The current study helps address the recent call for more research on gender differences in drug-involved presentations to acute care settings [32]. While findings from this study highlight the gender heterogeneity in illicit and prescription drug misuse [32, 40, 41], they also point to gender differences in the discharge outcomes of patients. These differences may reflect both individual level factors that warrant differential treatment needs and structural factors that impact the ED screening, treatment and discharge process.

The most common disposition outcome was being discharged home, which is consistent with extant research that documents comparable rates of being discharged home, ranging from 54% to 88%, depending on the sample population [25, 42, 43]. Confirming part of our hypothesis, we found that men were less likely to be discharged home than women. Although the data provide limited understanding of how decisions about discharge dispositions are made, one possible explanation is that women face more barriers to accessing substance use treatment and may be less willing to accept offers for continuing care due to greater family or child care obligations, fear of social service involvement, or higher levels of financial strain compared to men [35]. Further work is needed to understand relevant and influential gender-based factors in the ED setting, as well as discharge disposition decision-making processes from the perspectives of patients and healthcare providers.

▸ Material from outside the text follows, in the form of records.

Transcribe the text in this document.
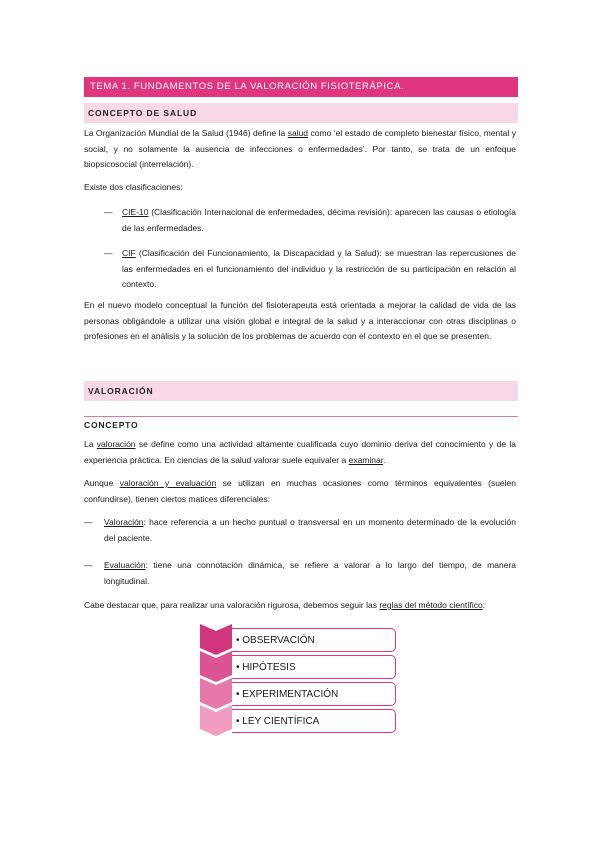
TEMA 1. FUNDAMENTOS DE LA VALORACIÓN FISIOTERÁPICA.
CONCEPTO DE SALUD
La Organización Mundial de la Salud (1946) define la salud como ‘el estado de completo bienestar físico, mental y social, y no solamente la ausencia de infecciones o enfermedades’. Por tanto, se trata de un enfoque biopsicosocial (interrelación).
Existe dos clasificaciones:
— CIE-10 (Clasificación Internacional de enfermedades, décima revisión): aparecen las causas o etiología de las enfermedades.
— CIF (Clasificación del Funcionamiento, la Discapacidad y la Salud): se muestran las repercusiones de las enfermedades en el funcionamiento del individuo y la restricción de su participación en relación al contexto.
En el nuevo modelo conceptual la función del fisioterapeuta está orientada a mejorar la calidad de vida de las personas obligándole a utilizar una visión global e integral de la salud y a interaccionar con otras disciplinas o profesiones en el análisis y la solución de los problemas de acuerdo con el contexto en el que se presenten.
VALORACIÓN
CONCEPTO
La valoración se define como una actividad altamente cualificada cuyo dominio deriva del conocimiento y de la experiencia práctica. En ciencias de la salud valorar suele equivaler a examinar.
Aunque valoración y evaluación se utilizan en muchas ocasiones como términos equivalentes (suelen confundirse), tienen ciertos matices diferenciales:
— Valoración: hace referencia a un hecho puntual o transversal en un momento determinado de la evolución del paciente.
— Evaluación: tiene una connotación dinámica, se refiere a valorar a lo largo del tiempo, de manera longitudinal.
Cabe destacar que, para realizar una valoración rigurosa, debemos seguir las reglas del método científico:
• OBSERVACIÓN
• HIPÓTESIS
• EXPERIMENTACIÓN
• LEY CIENTÍFICA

These differences may also reflect a higher likelihood of adverse discharges among men compared to women, which is consistent with our hypothesis and prior research. Specifically, the current study found a large and significant effect of men leaving against medical advice [27] and being released to the police/jail [44, 45] compared to women. Men are more likely to use illicit drugs [5], which makes them more vulnerable to arrest or incarceration. Research suggests that patients may leave against medical advice to avoid arrest or incarceration or due to fear of substance use relapse [27]. Our findings also suggest that Black and Hispanic patients are at greater risk of being released to the police/jail relative to their White counterparts. These results are consistent with reports of disproportionate rates of racial/ethnic minority men who are incarcerated for drug-involved offenses [4648]. Additionally, Hispanic patients’ lower relative risk of being referred to outpatient detox/drug treatment corresponds to extant research that point to cultural barriers to drug treatment service utilization among Hispanic drug users [46]. Language barriers among patients and staff and/or the limited availability of bilingual outpatient treatment services may contribute to differences in referrals [47]. Greater understanding of patients’ cultural context can improve EDs’ responses to diverse populations of individuals with drug use disorders.

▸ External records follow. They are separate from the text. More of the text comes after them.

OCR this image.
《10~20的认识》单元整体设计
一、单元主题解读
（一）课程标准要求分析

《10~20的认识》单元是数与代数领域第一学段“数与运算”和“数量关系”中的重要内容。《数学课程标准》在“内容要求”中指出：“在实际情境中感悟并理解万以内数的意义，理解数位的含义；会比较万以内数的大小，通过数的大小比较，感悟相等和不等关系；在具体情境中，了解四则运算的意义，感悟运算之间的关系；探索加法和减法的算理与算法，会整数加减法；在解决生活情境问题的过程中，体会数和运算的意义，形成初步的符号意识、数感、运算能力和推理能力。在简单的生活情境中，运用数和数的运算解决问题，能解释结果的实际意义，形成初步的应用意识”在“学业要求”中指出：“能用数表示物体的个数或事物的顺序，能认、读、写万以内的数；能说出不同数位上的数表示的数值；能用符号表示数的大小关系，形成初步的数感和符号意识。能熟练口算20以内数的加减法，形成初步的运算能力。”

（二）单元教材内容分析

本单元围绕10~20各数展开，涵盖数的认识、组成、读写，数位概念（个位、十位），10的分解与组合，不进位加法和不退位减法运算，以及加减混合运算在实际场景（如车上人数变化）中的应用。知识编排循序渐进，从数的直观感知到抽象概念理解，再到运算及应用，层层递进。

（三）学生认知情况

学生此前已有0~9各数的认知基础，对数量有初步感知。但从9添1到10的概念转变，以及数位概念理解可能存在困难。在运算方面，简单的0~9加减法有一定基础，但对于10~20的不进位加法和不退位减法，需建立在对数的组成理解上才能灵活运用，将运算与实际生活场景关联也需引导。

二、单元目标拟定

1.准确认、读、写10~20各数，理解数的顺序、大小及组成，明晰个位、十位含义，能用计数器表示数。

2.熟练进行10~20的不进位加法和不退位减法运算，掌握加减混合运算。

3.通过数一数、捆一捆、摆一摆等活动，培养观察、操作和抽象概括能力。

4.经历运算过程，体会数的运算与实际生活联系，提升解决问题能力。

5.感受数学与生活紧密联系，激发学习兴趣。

In contrast to our hypotheses, our study found no significant gender differences in the relative risk of being hospitalized for general, inpatient detox or psychiatric care reasons; transferred to another facility; or referred to outpatient detox/drug treatment. Discharge dispositions related to hospitalization or transfer to another facility likely involve patients with co-occurring health and/or mental health conditions or serious health complications that occurred while in the ED. We were unable to account for these factors in our analysis since the DAWN database did not include indicators of health or mental health conditions. Future research might improve our current understanding of discharge dispositions by collecting data on co-occurring problems and levels of severity, which likely influence discharge decisions.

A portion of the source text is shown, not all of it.